Selain overworked dan underpaid, Amelinda juga memaparkan bahwa pekerja Gig tidak begitu banyak mendapatkan social security dan proteksi, penuh dengan ketidaktentuan, dan keterbatasan meningkatkan skill, waktu mereka akan tersita dengan overworked, sehingga tidak ada waktu untuk meningkatkan skill.

Sedangkan, Yuliana Khong membagikan pengalamannya sebagai pengguna pekerja Gig di China. Ia adalah pengguna DIDI Chuxing. DIDI Chuxing adalah perusahaan penyedia jasa transportasi online semacam Gojek.

“DIDI bukan lagi perusahaan yang merangkak, Ia menjadi satu satunya perusahaan transportasi online di China, ia justru berhasil memonopoli perusahaan transportasi online lainnya,” kata Yuliana. DIDI justru sudah bekerja sama dengan pemerintah untuk memantau traffic, dan menjadi solusi offline masalah transportasi. DIDI juga menerapkan kedisiplinan dan keadilan bagi pekerjanya, serta melokalisasi pekerjanya.

“Driver DIDI tidak akan bisa ganti begitu saja, kan kalau disini sering tuh kalau order Gojek, driver dan data pribadi yang tertera berbeda.
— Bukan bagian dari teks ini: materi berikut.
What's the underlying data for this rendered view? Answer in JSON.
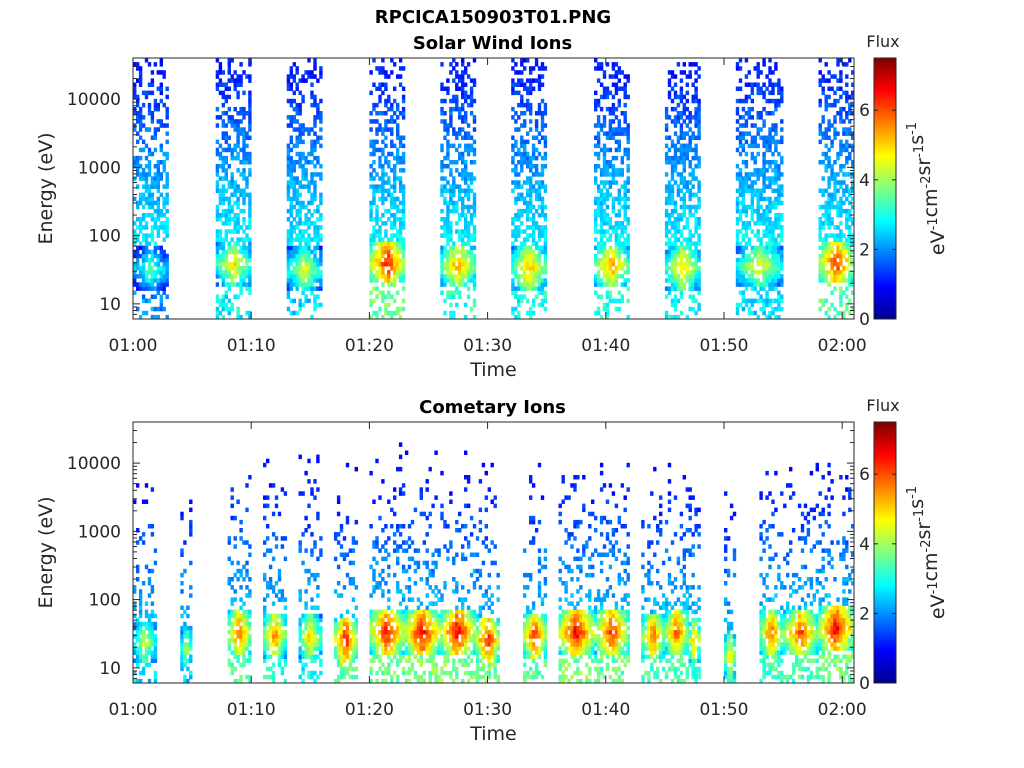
{
  "figure_title": "RPCICA150903T01.PNG",
  "chart_data": [
    {
      "type": "heatmap",
      "title": "Solar Wind Ions",
      "xlabel": "Time",
      "ylabel": "Energy (eV)",
      "x_range": [
        "01:00",
        "02:01"
      ],
      "x_ticks": [
        "01:00",
        "01:10",
        "01:20",
        "01:30",
        "01:40",
        "01:50",
        "02:00"
      ],
      "y_scale": "log",
      "y_range": [
        6,
        40000
      ],
      "y_ticks": [
        10,
        100,
        1000,
        10000
      ],
      "y_tick_labels": [
        "10",
        "100",
        "1000",
        "10000"
      ],
      "colorbar": {
        "title": "Flux",
        "label": "eV^-1 cm^-2 sr^-1 s^-1",
        "range": [
          0,
          7.5
        ],
        "ticks": [
          "0",
          "2",
          "4",
          "6"
        ]
      },
      "grid": false,
      "bursts": [
        {
          "start": "01:00",
          "end": "01:03",
          "peak_energy": 30,
          "peak_flux": 3.6
        },
        {
          "start": "01:07",
          "end": "01:10",
          "peak_energy": 36,
          "peak_flux": 5.0
        },
        {
          "start": "01:13",
          "end": "01:16",
          "peak_energy": 30,
          "peak_flux": 4.6
        },
        {
          "start": "01:20",
          "end": "01:23",
          "peak_energy": 38,
          "peak_flux": 6.6
        },
        {
          "start": "01:26",
          "end": "01:29",
          "peak_energy": 34,
          "peak_flux": 5.6
        },
        {
          "start": "01:32",
          "end": "01:35",
          "peak_energy": 32,
          "peak_flux": 5.4
        },
        {
          "start": "01:39",
          "end": "01:42",
          "peak_energy": 34,
          "peak_flux": 5.6
        },
        {
          "start": "01:45",
          "end": "01:48",
          "peak_energy": 32,
          "peak_flux": 5.2
        },
        {
          "start": "01:51",
          "end": "01:55",
          "peak_energy": 34,
          "peak_flux": 4.8
        },
        {
          "start": "01:58",
          "end": "02:01",
          "peak_energy": 38,
          "peak_flux": 6.4
        }
      ]
    },
    {
      "type": "heatmap",
      "title": "Cometary Ions",
      "xlabel": "Time",
      "ylabel": "Energy (eV)",
      "x_range": [
        "01:00",
        "02:01"
      ],
      "x_ticks": [
        "01:00",
        "01:10",
        "01:20",
        "01:30",
        "01:40",
        "01:50",
        "02:00"
      ],
      "y_scale": "log",
      "y_range": [
        6,
        40000
      ],
      "y_ticks": [
        10,
        100,
        1000,
        10000
      ],
      "y_tick_labels": [
        "10",
        "100",
        "1000",
        "10000"
      ],
      "colorbar": {
        "title": "Flux",
        "label": "eV^-1 cm^-2 sr^-1 s^-1",
        "range": [
          0,
          7.5
        ],
        "ticks": [
          "0",
          "2",
          "4",
          "6"
        ]
      },
      "grid": false,
      "bursts": [
        {
          "start": "01:00",
          "end": "01:02",
          "peak_energy": 22,
          "peak_flux": 4.6
        },
        {
          "start": "01:04",
          "end": "01:05",
          "peak_energy": 18,
          "peak_flux": 4.4
        },
        {
          "start": "01:08",
          "end": "01:10",
          "peak_energy": 30,
          "peak_flux": 6.2
        },
        {
          "start": "01:11",
          "end": "01:13",
          "peak_energy": 28,
          "peak_flux": 5.8
        },
        {
          "start": "01:14",
          "end": "01:16",
          "peak_energy": 26,
          "peak_flux": 5.2
        },
        {
          "start": "01:17",
          "end": "01:19",
          "peak_energy": 24,
          "peak_flux": 6.6
        },
        {
          "start": "01:20",
          "end": "01:23",
          "peak_energy": 32,
          "peak_flux": 6.6
        },
        {
          "start": "01:23",
          "end": "01:26",
          "peak_energy": 30,
          "peak_flux": 6.8
        },
        {
          "start": "01:26",
          "end": "01:29",
          "peak_energy": 32,
          "peak_flux": 6.8
        },
        {
          "start": "01:29",
          "end": "01:31",
          "peak_energy": 24,
          "peak_flux": 6.6
        },
        {
          "start": "01:33",
          "end": "01:35",
          "peak_energy": 28,
          "peak_flux": 6.4
        },
        {
          "start": "01:36",
          "end": "01:39",
          "peak_energy": 32,
          "peak_flux": 6.8
        },
        {
          "start": "01:39",
          "end": "01:42",
          "peak_energy": 32,
          "peak_flux": 6.4
        },
        {
          "start": "01:43",
          "end": "01:45",
          "peak_energy": 28,
          "peak_flux": 6.0
        },
        {
          "start": "01:45",
          "end": "01:47",
          "peak_energy": 32,
          "peak_flux": 6.2
        },
        {
          "start": "01:47",
          "end": "01:48",
          "peak_energy": 24,
          "peak_flux": 5.4
        },
        {
          "start": "01:50",
          "end": "01:51",
          "peak_energy": 14,
          "peak_flux": 5.2
        },
        {
          "start": "01:53",
          "end": "01:55",
          "peak_energy": 30,
          "peak_flux": 6.0
        },
        {
          "start": "01:55",
          "end": "01:58",
          "peak_energy": 30,
          "peak_flux": 6.2
        },
        {
          "start": "01:58",
          "end": "02:01",
          "peak_energy": 36,
          "peak_flux": 6.8
        }
      ]
    }
  ]
}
Nah, kalau DIDI gak akan bisa seperti itu, karena setiap kali login harus melewati syarat face recognition, dengan ini maka DIDI menawarkan keamanan yang lebih menjamin daripada Gojek,” kata Yuliana.

Sedangkan, Lachlan Colgrave yang akrab disapa Loki, membahas Gig Economy di Australia, dia mengambil studi kasus pada perusahaan transportasi umum, Uber. Perbedaan Uber dengan transportasi online lainnya adalah Ia tidak menyediakan e-wallet atau layanan lainnya, Ia hanya menawarkan layanan transportasi saja. Menariknya, sejak awal berdiri tahun 2012, Uber beroperasi secara ilegal. Ini artinya pemerintah meregulasi bahwa Uber merupakan layanan umum yang ilegal.

“Meskipun begitu, tetap banyak orang yang bersedia menjadi driver. Karena, perusahaan menjanjikan memberi bayaran yang lebih tinggi kepada driver jika bersedia menjadi driver,” kata Loki. Lalu, apakah bisa Gig Economy menjadi alternatif pekerjaan di masa depan?

Menurut Yuliana, berkaca dari keberhasilan DIDI di China, maka bisa saja orang orang memilih menjadi pekerja Gig, karena “digital is a lifestyle”. Bagi Amelinda, boleh saja orang orang menjadi pekerja Gig, tetapi mereka harus menyadari bahwa pekerja Gig tidak memberikan jenjang karir yang jelas, karena mereka bekerja atas adanya proyek saja. (/pnm).